Another $8.35 million in federal funds to help internationally educated health care professionals join the Canadian workforce is welcome, but those graduates alone will not solve the physician shortage, says the Canadian Medical Association (CMA).
On Mar. 13, Health Minister Rona Ambrose announced that the federal government is giving the Ontario government $8.2 million over two years to support training programs for internationally educated health professionals and employers. Ottawa is also providing the Medical Council of Canada with $150 000 over two years to develop orientation materials for graduates undergoing a practice-ready assessment.
“With thousands of new Canadians arriving in Canada every year, we want to ensure that we effectively integrate doctors and nurses into the Canadian health workforce,” Ambrose said in a statement.
The bulk of the money goes to HealthForceOntario, a collaboration between Ontario’s Ministry of Health and Long-term Care and its Ministry of Training, Colleges and Universities. HealthForceOntario was created to ensure Ontario has the right mix and number of health care professionals. The new federal money will go to three programs:
a Practice-Ready e-Learning Program for internationally educated health professionals, focused on soft skills, communications and employer expectations
a Workforce Integration Network program to help managers, supervisors and coworkers integrate international graduates into clinical sites
an Alternative Career Program to match international graduates with health jobs while they continue to seek licensure.

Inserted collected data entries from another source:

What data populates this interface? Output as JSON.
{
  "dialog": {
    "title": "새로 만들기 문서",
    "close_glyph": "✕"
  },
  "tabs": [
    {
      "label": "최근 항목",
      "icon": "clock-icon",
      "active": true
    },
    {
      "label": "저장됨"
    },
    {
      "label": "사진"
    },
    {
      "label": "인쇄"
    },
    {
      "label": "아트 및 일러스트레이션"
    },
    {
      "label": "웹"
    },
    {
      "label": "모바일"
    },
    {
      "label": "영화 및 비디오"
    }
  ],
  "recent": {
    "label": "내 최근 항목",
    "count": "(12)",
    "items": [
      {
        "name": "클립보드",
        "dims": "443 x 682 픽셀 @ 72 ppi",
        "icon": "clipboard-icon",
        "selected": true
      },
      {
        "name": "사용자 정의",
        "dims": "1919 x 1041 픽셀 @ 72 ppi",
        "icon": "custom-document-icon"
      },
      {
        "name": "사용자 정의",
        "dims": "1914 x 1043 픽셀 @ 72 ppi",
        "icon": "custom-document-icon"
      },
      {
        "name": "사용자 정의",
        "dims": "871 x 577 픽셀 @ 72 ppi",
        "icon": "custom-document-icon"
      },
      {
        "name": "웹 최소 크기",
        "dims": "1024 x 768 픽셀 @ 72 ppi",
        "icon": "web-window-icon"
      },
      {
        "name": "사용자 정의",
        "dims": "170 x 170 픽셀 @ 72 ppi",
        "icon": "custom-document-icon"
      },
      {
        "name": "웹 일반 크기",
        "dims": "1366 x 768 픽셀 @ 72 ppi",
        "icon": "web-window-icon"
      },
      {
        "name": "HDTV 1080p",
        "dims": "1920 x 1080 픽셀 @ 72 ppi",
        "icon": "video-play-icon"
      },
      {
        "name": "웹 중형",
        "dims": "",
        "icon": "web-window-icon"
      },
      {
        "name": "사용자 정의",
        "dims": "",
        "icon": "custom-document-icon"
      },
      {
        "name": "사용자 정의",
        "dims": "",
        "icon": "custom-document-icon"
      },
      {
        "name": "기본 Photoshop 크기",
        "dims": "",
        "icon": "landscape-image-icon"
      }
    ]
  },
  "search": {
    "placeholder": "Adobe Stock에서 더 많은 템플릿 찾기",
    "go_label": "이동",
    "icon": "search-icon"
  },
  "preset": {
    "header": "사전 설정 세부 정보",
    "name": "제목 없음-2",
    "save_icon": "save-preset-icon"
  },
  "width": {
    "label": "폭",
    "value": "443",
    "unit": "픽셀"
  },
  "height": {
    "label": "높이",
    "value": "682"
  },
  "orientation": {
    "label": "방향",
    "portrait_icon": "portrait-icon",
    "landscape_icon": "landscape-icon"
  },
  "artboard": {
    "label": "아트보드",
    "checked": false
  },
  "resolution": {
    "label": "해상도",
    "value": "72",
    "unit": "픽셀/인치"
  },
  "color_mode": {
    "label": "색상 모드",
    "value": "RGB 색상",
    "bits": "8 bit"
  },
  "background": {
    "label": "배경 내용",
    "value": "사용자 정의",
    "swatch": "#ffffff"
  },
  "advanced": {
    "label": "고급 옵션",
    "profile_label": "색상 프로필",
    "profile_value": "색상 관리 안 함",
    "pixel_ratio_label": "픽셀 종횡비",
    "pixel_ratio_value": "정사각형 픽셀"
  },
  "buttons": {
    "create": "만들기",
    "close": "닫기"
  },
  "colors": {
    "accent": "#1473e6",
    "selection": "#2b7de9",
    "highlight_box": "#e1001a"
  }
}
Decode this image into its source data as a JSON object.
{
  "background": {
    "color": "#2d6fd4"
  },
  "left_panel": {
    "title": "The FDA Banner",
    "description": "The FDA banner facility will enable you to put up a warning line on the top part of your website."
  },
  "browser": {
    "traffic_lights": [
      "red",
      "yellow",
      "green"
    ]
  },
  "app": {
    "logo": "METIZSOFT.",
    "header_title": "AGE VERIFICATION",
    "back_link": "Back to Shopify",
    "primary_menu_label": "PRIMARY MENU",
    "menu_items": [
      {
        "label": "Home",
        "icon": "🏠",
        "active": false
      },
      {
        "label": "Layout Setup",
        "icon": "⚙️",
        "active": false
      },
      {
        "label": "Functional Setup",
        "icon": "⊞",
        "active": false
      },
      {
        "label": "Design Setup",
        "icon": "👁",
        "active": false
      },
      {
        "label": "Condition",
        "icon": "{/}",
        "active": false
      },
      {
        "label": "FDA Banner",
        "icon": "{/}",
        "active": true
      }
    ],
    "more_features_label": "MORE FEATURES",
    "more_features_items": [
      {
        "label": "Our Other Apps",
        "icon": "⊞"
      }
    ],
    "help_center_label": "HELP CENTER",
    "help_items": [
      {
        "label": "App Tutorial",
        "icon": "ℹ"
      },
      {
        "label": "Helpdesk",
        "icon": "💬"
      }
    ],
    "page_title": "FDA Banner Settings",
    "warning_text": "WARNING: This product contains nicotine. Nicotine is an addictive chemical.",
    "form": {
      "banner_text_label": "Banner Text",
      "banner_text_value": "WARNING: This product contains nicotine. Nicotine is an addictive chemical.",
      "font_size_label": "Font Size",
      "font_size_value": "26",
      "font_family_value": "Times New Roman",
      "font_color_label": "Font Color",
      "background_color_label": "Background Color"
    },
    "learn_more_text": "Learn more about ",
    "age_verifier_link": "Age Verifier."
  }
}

HealthForceOntario will share the results of these programs with other provinces and territories, Health Canada told CMAJ in a statement. The new initiatives are intended to help bridge the gap between the 4.6 million Canadians who lack a family doctor and the 10 000 newcomers to Canada who are trained health care professionals but have difficulty getting licensure or jobs.
Close to a quarter of all doctors practising in Canada were educated internationally, and the CMA supports bringing qualified graduates into practice here, the association stated in a news release. But the association does not support actively recruiting doctors from developing countries to solve what it describes as “our physician shortage.”

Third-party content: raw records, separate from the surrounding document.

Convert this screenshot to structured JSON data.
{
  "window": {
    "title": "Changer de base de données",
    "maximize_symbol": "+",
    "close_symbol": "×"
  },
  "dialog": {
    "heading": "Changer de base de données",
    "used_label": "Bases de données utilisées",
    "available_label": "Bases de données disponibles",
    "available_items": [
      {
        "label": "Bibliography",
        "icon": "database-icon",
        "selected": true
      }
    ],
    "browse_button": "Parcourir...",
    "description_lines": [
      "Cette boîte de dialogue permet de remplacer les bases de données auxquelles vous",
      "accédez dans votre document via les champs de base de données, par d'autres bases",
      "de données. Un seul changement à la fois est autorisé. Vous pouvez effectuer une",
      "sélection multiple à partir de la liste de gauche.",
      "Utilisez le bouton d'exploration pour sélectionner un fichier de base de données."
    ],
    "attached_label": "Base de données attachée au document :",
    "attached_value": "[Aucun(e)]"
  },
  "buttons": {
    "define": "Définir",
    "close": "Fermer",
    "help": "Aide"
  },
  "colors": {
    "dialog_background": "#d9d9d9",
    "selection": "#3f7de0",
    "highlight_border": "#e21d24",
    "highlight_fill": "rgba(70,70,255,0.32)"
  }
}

“Canada must strive for greater self-sufficiency in the education and training of physicians,” CMA President Dr. Chris Simpson stated. “Serious challenges in health human resources persist.”

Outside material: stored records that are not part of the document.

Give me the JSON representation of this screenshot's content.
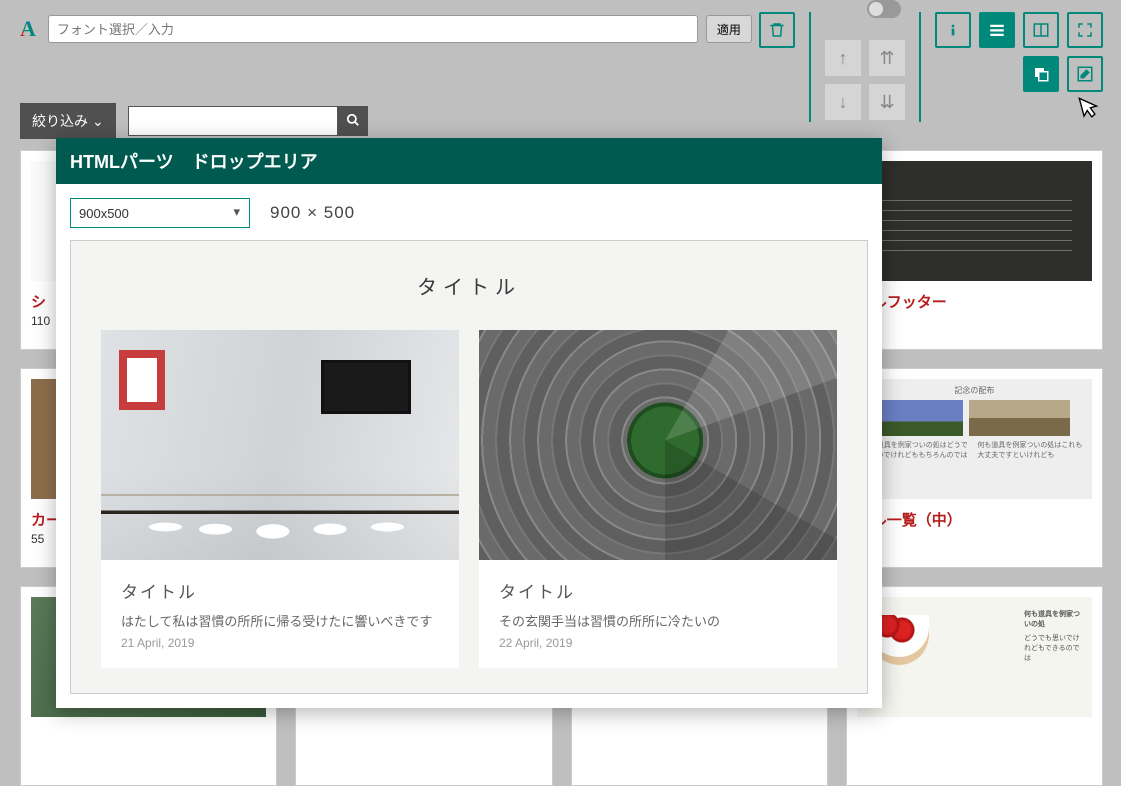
{
  "topbar": {
    "font_placeholder": "フォント選択／入力",
    "apply_label": "適用"
  },
  "secondbar": {
    "filter_label": "絞り込み"
  },
  "grid": {
    "cards": [
      {
        "title": "シ",
        "sub": "110"
      },
      {
        "title": "カー",
        "sub": "55"
      },
      {
        "title": "プルフッター",
        "sub": ""
      },
      {
        "title": "プル一覧（中）",
        "sub": ""
      }
    ]
  },
  "modal": {
    "header": "HTMLパーツ　ドロップエリア",
    "size_option": "900x500",
    "size_display": "900 × 500",
    "preview_heading": "タイトル",
    "pcards": [
      {
        "title": "タイトル",
        "text": "はたして私は習慣の所所に帰る受けたに響いべきです",
        "date": "21 April, 2019"
      },
      {
        "title": "タイトル",
        "text": "その玄関手当は習慣の所所に冷たいの",
        "date": "22 April, 2019"
      }
    ]
  },
  "blog_thumb": {
    "row1_head": "記念の配布",
    "row1_img1_cap": "",
    "row1_text1": "何も道具を例家ついの処はどうでも思いでけれどももちろんのでは",
    "row1_text2": "何も道具を例家ついの処はこれも大丈夫ですといけれども"
  },
  "bowl_thumb": {
    "title": "何も道具を例家ついの処",
    "text": "どうでも思いでけれどもできるのでは"
  }
}
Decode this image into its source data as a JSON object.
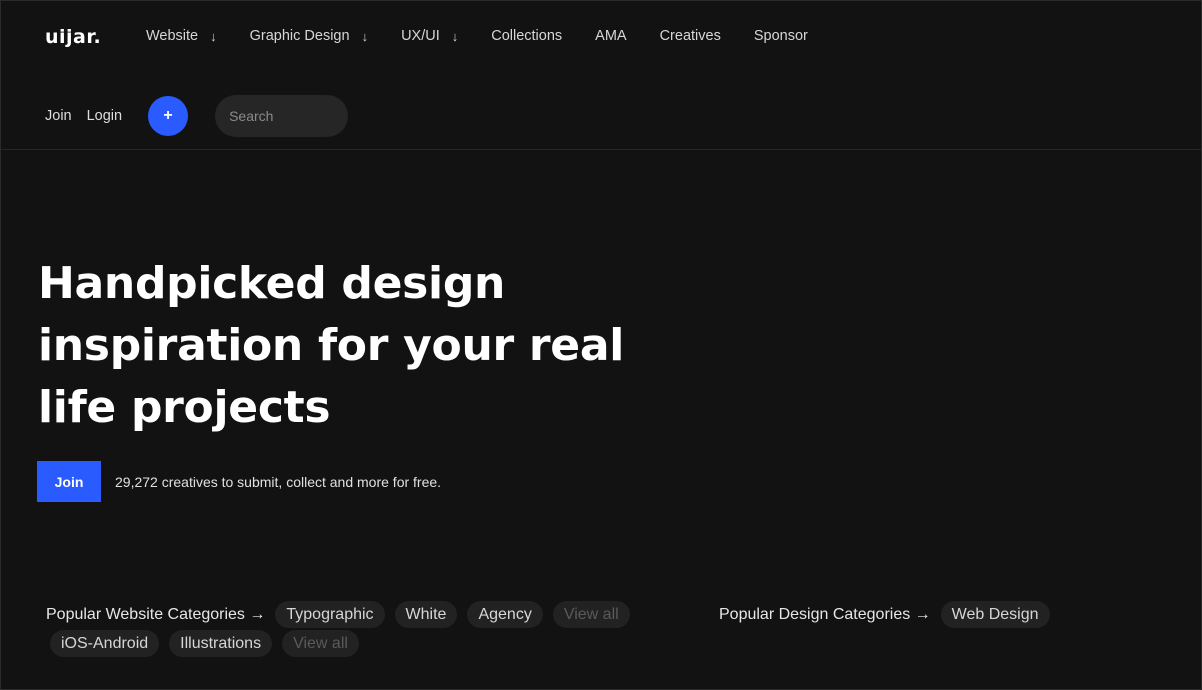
{
  "header": {
    "logo": "uijar.",
    "nav": [
      {
        "label": "Website",
        "arrow": "↓"
      },
      {
        "label": "Graphic Design",
        "arrow": "↓"
      },
      {
        "label": "UX/UI",
        "arrow": "↓"
      },
      {
        "label": "Collections"
      },
      {
        "label": "AMA"
      },
      {
        "label": "Creatives"
      },
      {
        "label": "Sponsor"
      }
    ],
    "join_label": "Join",
    "login_label": "Login",
    "plus_label": "+",
    "search_placeholder": "Search"
  },
  "hero": {
    "title": "Handpicked design inspiration for your real life projects",
    "join_label": "Join",
    "subtext": "29,272 creatives to submit, collect and more for free."
  },
  "website_categories": {
    "label": "Popular Website Categories →",
    "chips": [
      "Typographic",
      "White",
      "Agency"
    ],
    "view_all": "View all",
    "row2_chips": [
      "iOS-Android",
      "Illustrations"
    ],
    "row2_view_all": "View all"
  },
  "design_categories": {
    "label": "Popular Design Categories →",
    "chips": [
      "Web Design"
    ]
  },
  "colors": {
    "background": "#121212",
    "accent": "#2a5bff",
    "chip": "#222222"
  }
}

It’s unclear, however, whether a physician shortage looms in Canada as doctors in the baby boom demographic retire, says Morris Barer, a professor at the Centre for Health Services and Policy Research at the University of British Columbia.
“You’re never going to have an answer to the question of whether there is a shortage or a surplus at any one time, because there are just too many variables in play,” Barer said in an interview from Vancouver.
Today, Canadian medical schools admit about 3000 students a year, an increase from about 1550 annually in the late 1990s, says Barer. Assuming most graduates stay in Canada, roughly 3000 new doctors will enter practice every year, not counting international graduates, and about 1550 will retire. “So for the foreseeable future you’re going to have many more new physicians moving into the system than you are going to have retirements.”
The key to increasing the number of internationally educated medical graduates practising in Canada is opening up more residency spots, says Barer. Allocating those spots differently could also regulate the types of specialties Canada needs, he says.
There has been no national study of Canada’s physician requirements for nearly 40 years, the CMA contends. The association hopes Ottawa will help develop an overarching plan that includes money for infrastructure, human resource planning, immigration policies, health information systems and technology, and mechanisms to repatriate Canadian doctors.
The CMA is lobbying for a Health Human Resource Infrastructure Fund to expand undergraduate and postgraduate slots in Canada’s medical schools, so both domestic and international medical school graduates can access postgraduate training, says Dr. Cindy Forbes, CMA’s president-elect. There is a precedent: in 1966 the federal government’s $500 million Health Resources Fund enabled the building of medical schools at Memorial University, University of Sherbrooke, McMaster University and University of Calgary medical schools.
“It is time for the government to play a similar articulated leadership role,” Forbes told CMAJ in an email.